Il team di esperti, con due studi pubblicati su Haematologica (dal titolo Post-mortem findings in vaccine-induced thrombotic thombocytopenia) e Diagnostics (dal titolo COVID-19 Vaccine and Death: Causality Algorithm According to the WHO Eligibility Diagnosis), autorizzati dalle procure, ha condiviso con la comunità scientifica internazionale i dati scientifici utili alla definizione del nesso di causa tra somministrazione vaccinale e due casi di eventi fatali avversi e, soprattutto, la definizione di un algoritmo operativo da applicare in tutti i casi similari al fine di definire scientificamente la correlazione tra i due eventi.
«Da una revisione della letteratura – afferma il prof. Pomara – emerge che ad oggi siamo tra i pochi in Italia ad aver pubblicato i risultati relativi ad indagini post mortem in casi del genere. Se guardiamo all’esecuzione di indagini immunoistochimiche, possiamo affermare di essere stati gli unici a livello mondiale ad aver eseguito accertamenti di questo tipo. In quest’ottica è fondamentale rimarcare il ruolo cruciale che l’autopsia riveste in casi similari. L’indagine post mortem rimane il gold standard per definire non solo la causa esatta della morte, ma anche i processi fisiopatologici ad essa correlati. Sebbene questo importante concetto sia costantemente rimarcato, diversi scienziati considerano, erroneamente, l’autopsia obsoleta. Ricordo per esempio, che nella prima fase del periodo della pandemia da Covid-19, solo un numero limitato di autopsie è stato eseguito in tutto il mondo, contribuendo tuttavia in modo importante alla definizione dei meccanismi fisiopatologici del virus».
«Diversi governi hanno spesso scoraggiato, se non addirittura proibito, l’indagine post mortem – aggiunge il prof. Pomara -. Sempre col mio gruppo, lo definimmo in una pubblicazione internazionale di maggio 2020, come il “lockdown” della scienza. Per quanto concerne gli eventi avversi fatali da somministrazione vaccinale, è opportuno evidenziare che è attivo un monitoraggio costante a livello nazionale e internazionale relativo alle reazioni avverse da vaccino. Tuttavia, ad oggi, l’accertamento autoptico resta una eventualità e non un obbligo: al contrario, noi siamo fermamente convinti che non si possa prescindere dallo stesso al fine di definire il nesso di causalità».

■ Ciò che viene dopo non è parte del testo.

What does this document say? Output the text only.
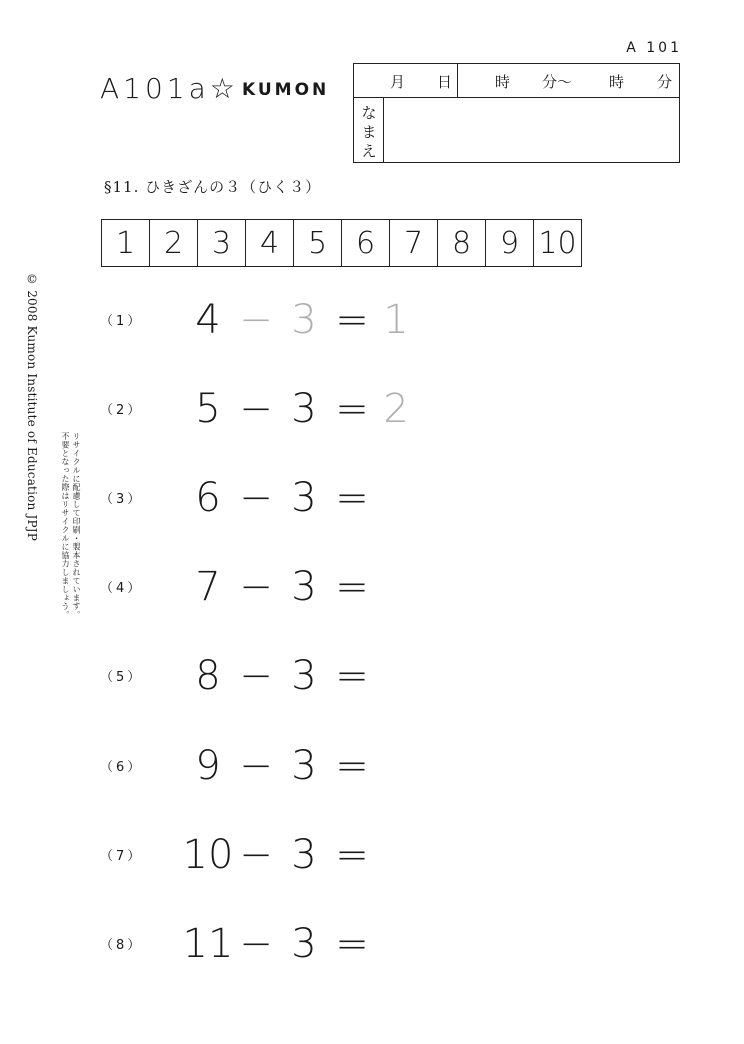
A 101
A101a☆ KUMON	月 日	時 分〜 時 分
なまえ
§11. ひきざんの３（ひく３）
1 2 3 4 5 6 7 8 9 10
© 2008 Kumon Institute of Education JPJP	リサイクルに配慮して印刷・製本されています。
不要となった際はリサイクルに協力しましょう。
（1）	4 − 3 = 1
（2）	5 − 3 = 2
（3）	6 − 3 =
（4）	7 − 3 =
（5）	8 − 3 =
（6）	9 − 3 =
（7） 10 − 3 =
（8） 11 − 3 =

«Non a caso, nella pubblicazione du Diagnostics, proponiamo un workflow in cui riteniamo indispensabile il ricorso alle indagini autoptiche nell’accertamento del nesso di causalità. L’auspicio è che la comunità scientifica e i governi raccolgano quest’invito – aggiunge il docente etneo -. Ad oggi, sulla base delle evidenze scientifiche, i risultati condotti su soggetti in cui è stato accertato il nesso di causalità tra somministrazione vaccinale e decesso mostrano la presenza costante di micro-trombi diffusi e aree emorragiche a livello encefalico. I meccanismi alla base di questa sindrome denominata trombocitopenia trombotica immune indotta da vaccino, o VITT, sono ancora in via di definizione. Il meccanismo più probabile è che a seguito della somministrazione vaccinale, in rarissimi soggetti, vi sia la produzione di anticorpi che legano PF-4, il potente fattore di attivazione delle piastrine, generando una serie di eventi che porta all’exitus del paziente nei casi più gravi. La grande sfida per la comunità scientifica nella lotta contro il Covid-19 è rappresentata dal successo della campagna di vaccinazione globale e in questa luce, è importante fornire prove scientifiche per dissipare i dubbi dell’opinione pubblica, che finirebbero per rallentare questo processo. Pertanto, è opportuno evidenziare che i dati raccolti fino ad ora confermano l’estrema rarità della VITT e soprattutto la possibilità di diagnosticarla in tempo e trattarla in modo che non sia fatale».
“I vaccini sono ad oggi l’unica vera arma contro il virus e la sua diffusione – conclude il prof. Pomara -. È fondamentale studiare anche rari casi mortali perché l’ignoranza genera mostri. I vaccini sono sicurissimi e i loro rari effetti avversi molto minori se paragonati all’assunzione di qualsiasi altro farmaco. Inutile fare esami prima del vaccino e solo in presenza di chiari sintomi spia al limite, dietro consulto specialistico farne di specifici. In queste ore anche i miei figli si vaccineranno e non mi importa con che vaccino. La vaccinazione è segno di educazione civica e rispetto degli altri».